Minnesota courts, like many other jurisdictions, prefer the appraisal process as a means to resolve disputes over the value of an insured loss. Unlike some other jurisdictions, however, Minnesota courts do not require resolution of coverage issues prior to appraisal (unless the policy requires otherwise). To trigger the appraisal process, the party demanding appraisal generally only needs to demonstrate that the parties disagree as to the “amount of loss.” Furthermore, although “amount of loss” has traditionally been interpreted to encompass the cause of property damage, and the cost to repair that damage while questions of coverage are left to the courts, over time the meaning of “amount of loss” has slowly but steadily expanded.
The latest example of this is trend is Gibbs v. SECURA Ins. Co., No. 24-cv-1663 (ECT/ECW), 2024 WL 4199804 (Minn. Ct. App. Sept. 16, 2024). In Gibbs, the insurer accepted coverage for some components of the claim and paid for those parts of the loss but resisted the insured’s appraisal demand on the basis that other components involved coverage disputes that could not be resolved through appraisal. In particular, the insured argued that some of the damage was cosmetic – and therefore excluded under the policy’s cosmetic damage exclusion. This dispute, the insurer argued, does not constitute a disagreement over the “amount of loss,” so the appraisal provision had not been triggered. For its part, the insured asserted that the existence of competing estimates was all that was needed to demonstrate a disagreement as to the “amount of loss.” Id. The Minnesota Court of Appeals disagreed with the insurer, and granted an insured’s motion, sending all components of the claim to appraisal and leaving coverage issues to be sorted out later.

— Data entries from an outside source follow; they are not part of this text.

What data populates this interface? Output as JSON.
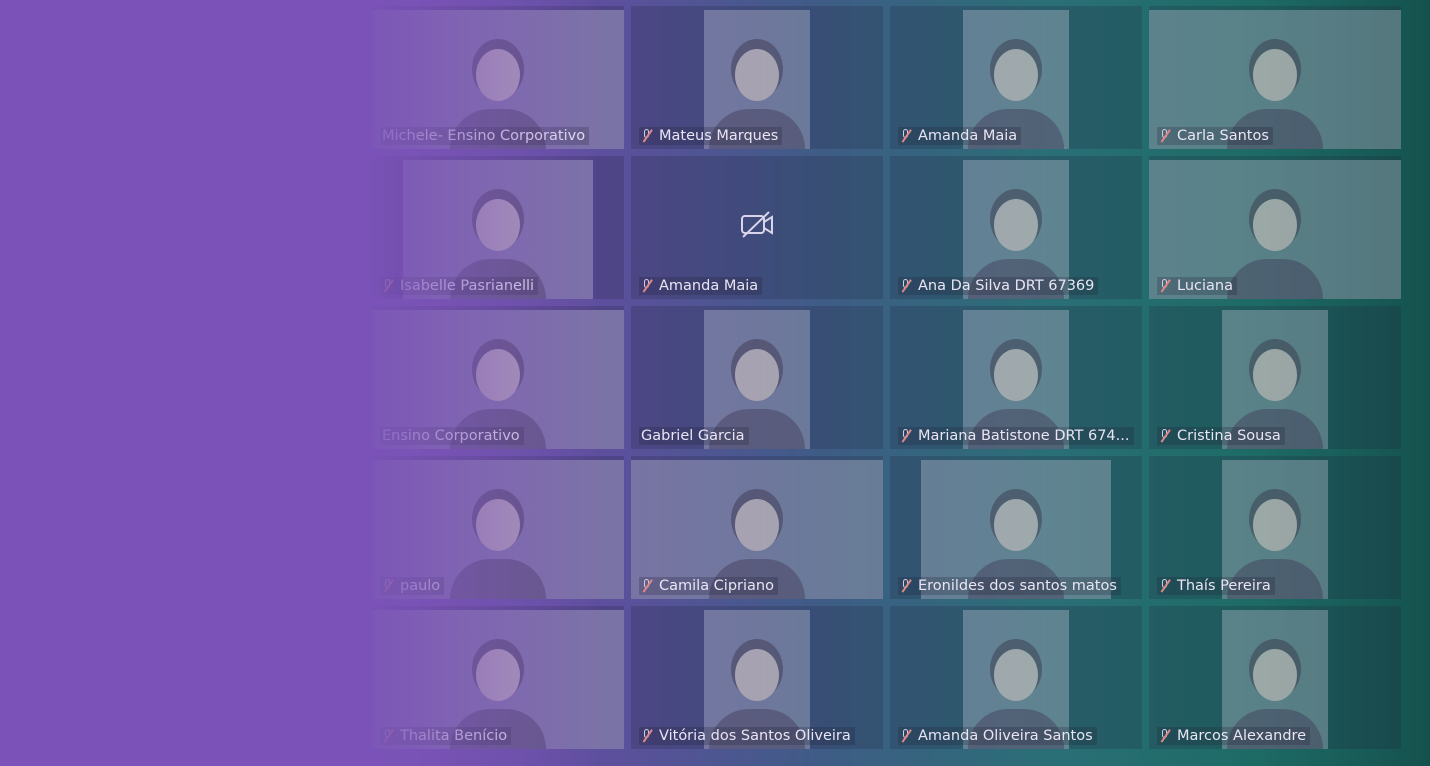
{
  "meeting": {
    "participants": [
      {
        "name": "Michele- Ensino Corporativo",
        "muted": false,
        "video": true
      },
      {
        "name": "Mateus Marques",
        "muted": true,
        "video": true
      },
      {
        "name": "Amanda Maia",
        "muted": true,
        "video": true
      },
      {
        "name": "Carla Santos",
        "muted": true,
        "video": true
      },
      {
        "name": "Isabelle Pasrianelli",
        "muted": true,
        "video": true
      },
      {
        "name": "Amanda Maia",
        "muted": true,
        "video": false
      },
      {
        "name": "Ana Da Silva DRT 67369",
        "muted": true,
        "video": true
      },
      {
        "name": "Luciana",
        "muted": true,
        "video": true
      },
      {
        "name": "Ensino Corporativo",
        "muted": false,
        "video": true
      },
      {
        "name": "Gabriel Garcia",
        "muted": false,
        "video": true
      },
      {
        "name": "Mariana Batistone DRT 674...",
        "muted": true,
        "video": true
      },
      {
        "name": "Cristina Sousa",
        "muted": true,
        "video": true
      },
      {
        "name": "paulo",
        "muted": true,
        "video": true
      },
      {
        "name": "Camila Cipriano",
        "muted": true,
        "video": true
      },
      {
        "name": "Eronildes dos santos matos",
        "muted": true,
        "video": true
      },
      {
        "name": "Thaís Pereira",
        "muted": true,
        "video": true
      },
      {
        "name": "Thalita Benício",
        "muted": true,
        "video": true
      },
      {
        "name": "Vitória dos Santos Oliveira",
        "muted": true,
        "video": true
      },
      {
        "name": "Amanda Oliveira Santos",
        "muted": true,
        "video": true
      },
      {
        "name": "Marcos Alexandre",
        "muted": true,
        "video": true
      }
    ],
    "camera_off_icon": "camera-off-icon",
    "mic_icon": "mic-muted-icon"
  },
  "colors": {
    "background_left": "#7b53b8",
    "background_right": "#15524e"
  }
}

Gibbs also illustrates the expansion of the scope of what appraisal panels can decide in Minnesota. Historically, while coverage issues are reserved for the courts, Minnesota appraisal panels have decided questions of causation. See Quade v. Secura Ins., 814 N.W.2d 703 (Minn. 2012). Relying on Quade, the Gibbs court reiterated that “an appraiser’s assessment of the ‘amount of loss’ necessarily includes a determination of the cause of the loss, and the amount it would cost to repair that loss.” Id. In other words, “appraisers have authority to resolve damage questions and causation questions necessary to resolving those damage questions, and courts have authority to resolve coverage questions remaining after the appraisal.” Id.

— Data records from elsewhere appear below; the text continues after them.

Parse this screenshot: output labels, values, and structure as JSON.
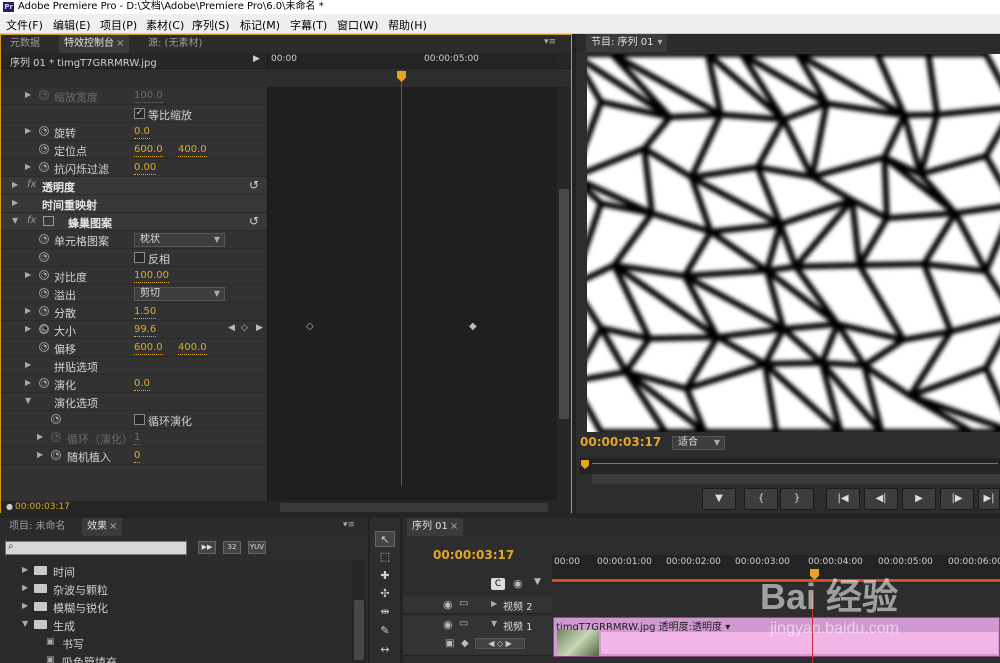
{
  "window": {
    "title": "Adobe Premiere Pro - D:\\文档\\Adobe\\Premiere Pro\\6.0\\未命名 *",
    "app_icon": "Pr"
  },
  "menu": [
    "文件(F)",
    "编辑(E)",
    "项目(P)",
    "素材(C)",
    "序列(S)",
    "标记(M)",
    "字幕(T)",
    "窗口(W)",
    "帮助(H)"
  ],
  "effect_panel": {
    "tabs": [
      "元数据",
      "特效控制台",
      "源: (无素材)"
    ],
    "sequence_label": "序列 01 * timgT7GRRMRW.jpg",
    "ruler": [
      "00:00",
      "00:00:05:00"
    ],
    "rows": [
      {
        "label": "缩放宽度",
        "value": "100.0",
        "dim": true
      },
      {
        "label": "等比缩放",
        "checkbox": true,
        "checked": true
      },
      {
        "label": "旋转",
        "value": "0.0"
      },
      {
        "label": "定位点",
        "value": "600.0",
        "value2": "400.0"
      },
      {
        "label": "抗闪烁过滤",
        "value": "0.00"
      },
      {
        "label": "透明度",
        "section": true
      },
      {
        "label": "时间重映射",
        "section": true
      },
      {
        "label": "蜂巢图案",
        "section": true
      },
      {
        "label": "单元格图案",
        "select": "枕状"
      },
      {
        "label": "反相",
        "checkbox": true,
        "checked": false
      },
      {
        "label": "对比度",
        "value": "100.00"
      },
      {
        "label": "溢出",
        "select": "剪切"
      },
      {
        "label": "分散",
        "value": "1.50"
      },
      {
        "label": "大小",
        "value": "99.6"
      },
      {
        "label": "偏移",
        "value": "600.0",
        "value2": "400.0"
      },
      {
        "label": "拼贴选项"
      },
      {
        "label": "演化",
        "value": "0.0"
      },
      {
        "label": "演化选项"
      },
      {
        "label": "循环演化",
        "checkbox": true,
        "checked": false
      },
      {
        "label": "循环（演化）",
        "value": "1",
        "dim": true
      },
      {
        "label": "随机植入",
        "value": "0"
      }
    ],
    "timecode": "00:00:03:17"
  },
  "program": {
    "tab": "节目: 序列 01",
    "timecode": "00:00:03:17",
    "fit": "适合"
  },
  "project": {
    "tabs": [
      "项目: 未命名",
      "效果"
    ],
    "icons": [
      "32",
      "YUV"
    ],
    "tree": [
      "时间",
      "杂波与颗粒",
      "模糊与锐化",
      "生成",
      "书写",
      "吸色管填充"
    ]
  },
  "sequence": {
    "tab": "序列 01",
    "timecode": "00:00:03:17",
    "ruler": [
      "00:00",
      "00:00:01:00",
      "00:00:02:00",
      "00:00:03:00",
      "00:00:04:00",
      "00:00:05:00",
      "00:00:06:00"
    ],
    "tracks": [
      "视频 2",
      "视频 1"
    ],
    "clip": "timgT7GRRMRW.jpg 透明度:透明度 ▾"
  },
  "watermark": {
    "brand": "Bai 经验",
    "url": "jingyan.baidu.com"
  },
  "colors": {
    "accent": "#e2a72a",
    "panel_border": "#d39a22",
    "playline": "#c03030",
    "clip": "#d09ad0"
  }
}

Despite this precedent, the scope of appraisal has expanded to include other fact questions. For example, unless a policy says otherwise, Minnesota caselaw requires the completion of repairs with reasonably matching materials. Minnesota courts have effectively left it up to appraisers to decide whether reasonably matching materials are available in the market, or if more extensive repairs are necessary to achieve a cosmetic match. More recently, Minnesota courts have also permitted appraisal panels to decide fact questions that many would consider closer to coverage than to quantum. For example, Minnesota appraisal panels have been tasked with deciding whether losses occurred during the policy period, even when the answer to that question would be dispositive of whether the claim is covered.

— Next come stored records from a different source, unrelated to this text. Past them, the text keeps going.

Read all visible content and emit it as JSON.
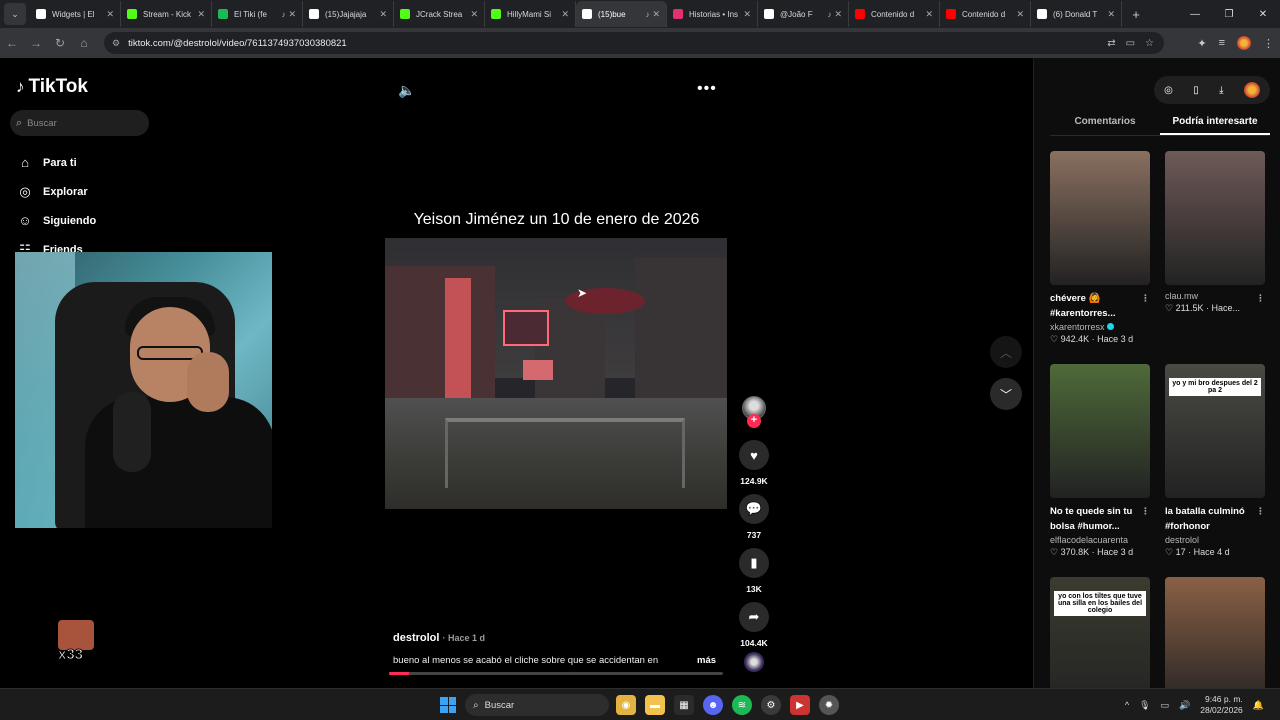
{
  "browser": {
    "tabs": [
      {
        "label": "Widgets | El",
        "icon": "widgets-icon",
        "color": "#ffffff",
        "audio": false,
        "active": false
      },
      {
        "label": "Stream - Kick",
        "icon": "kick-icon",
        "color": "#53fc18",
        "audio": false,
        "active": false
      },
      {
        "label": "El Tiki (fe",
        "icon": "spotify-icon",
        "color": "#1db954",
        "audio": true,
        "active": false
      },
      {
        "label": "(15)Jajajaja",
        "icon": "tiktok-icon",
        "color": "#ffffff",
        "audio": false,
        "active": false
      },
      {
        "label": "JCrack Strea",
        "icon": "kick-icon",
        "color": "#53fc18",
        "audio": false,
        "active": false
      },
      {
        "label": "HillyMami Si",
        "icon": "kick-icon",
        "color": "#53fc18",
        "audio": false,
        "active": false
      },
      {
        "label": "(15)bue",
        "icon": "tiktok-icon",
        "color": "#ffffff",
        "audio": true,
        "active": true
      },
      {
        "label": "Historias • Ins",
        "icon": "instagram-icon",
        "color": "#e1306c",
        "audio": false,
        "active": false
      },
      {
        "label": "@João F",
        "icon": "tiktok-icon",
        "color": "#ffffff",
        "audio": true,
        "active": false
      },
      {
        "label": "Contenido d",
        "icon": "youtube-icon",
        "color": "#ff0000",
        "audio": false,
        "active": false
      },
      {
        "label": "Contenido d",
        "icon": "youtube-icon",
        "color": "#ff0000",
        "audio": false,
        "active": false
      },
      {
        "label": "(6) Donald T",
        "icon": "x-icon",
        "color": "#ffffff",
        "audio": false,
        "active": false
      }
    ],
    "url": "tiktok.com/@destrolol/video/7611374937030380821"
  },
  "tiktok": {
    "logo": "TikTok",
    "search_placeholder": "Buscar",
    "nav": [
      {
        "label": "Para ti",
        "icon": "home-icon"
      },
      {
        "label": "Explorar",
        "icon": "compass-icon"
      },
      {
        "label": "Siguiendo",
        "icon": "following-icon"
      },
      {
        "label": "Friends",
        "icon": "friends-icon"
      }
    ],
    "emote_count": "x33",
    "video": {
      "title": "Yeison Jiménez un 10 de enero de 2026",
      "likes": "124.9K",
      "comments": "737",
      "saves": "13K",
      "shares": "104.4K",
      "author": "destrolol",
      "time": "· Hace 1 d",
      "caption": "bueno al menos se acabó el cliche sobre que se accidentan en",
      "more": "más",
      "progress": 0.06
    },
    "right_tabs": [
      "Comentarios",
      "Podría interesarte"
    ],
    "cards": [
      {
        "caption1": "chévere 🙆",
        "caption2": "#karentorres...",
        "author": "xkarentorresx",
        "verified": true,
        "likes": "942.4K",
        "time": "Hace 3 d",
        "bg": "#8a7060"
      },
      {
        "caption1": "",
        "caption2": "",
        "author": "clau.mw",
        "verified": false,
        "likes": "211.5K",
        "time": "Hace...",
        "bg": "#6e5a58"
      },
      {
        "caption1": "No te quede sin tu",
        "caption2": "bolsa #humor...",
        "author": "elflacodelacuarenta",
        "verified": false,
        "likes": "370.8K",
        "time": "Hace 3 d",
        "bg": "#4f6a3a"
      },
      {
        "caption1": "la batalla culminó",
        "caption2": "#forhonor",
        "author": "destrolol",
        "verified": false,
        "likes": "17",
        "time": "Hace 4 d",
        "bg": "#4a4a44",
        "overlay": "yo y mi bro despues del 2 pa 2"
      },
      {
        "caption1": "",
        "caption2": "",
        "author": "",
        "verified": false,
        "likes": "",
        "time": "",
        "bg": "#3b3b30",
        "overlay": "yo con los tiltes que tuve una silla en los bailes del colegio"
      },
      {
        "caption1": "",
        "caption2": "",
        "author": "",
        "verified": false,
        "likes": "",
        "time": "",
        "bg": "#8a6045"
      }
    ]
  },
  "taskbar": {
    "search": "Buscar",
    "time": "9:46 p. m.",
    "date": "28/02/2026"
  }
}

In Gibbs, the court may have expanded the scope again to include another coverage-adjacent question: whether damage was functional or merely cosmetic. As noted above, the policy in Gibbs included a cosmetic damage exclusion. By sending the claim to appraisal with that dispute pending, the court seems to have left it up to the appraisers to decide whether the dispute damage was cosmetic (excluded) or functional (covered).
The court’s decision in Gibbs reminds us that in Minnesota, appraisal generally comes first, and coverage issues are addressed later, and that Minnesota’s already broad scope of appraisal continues to expand.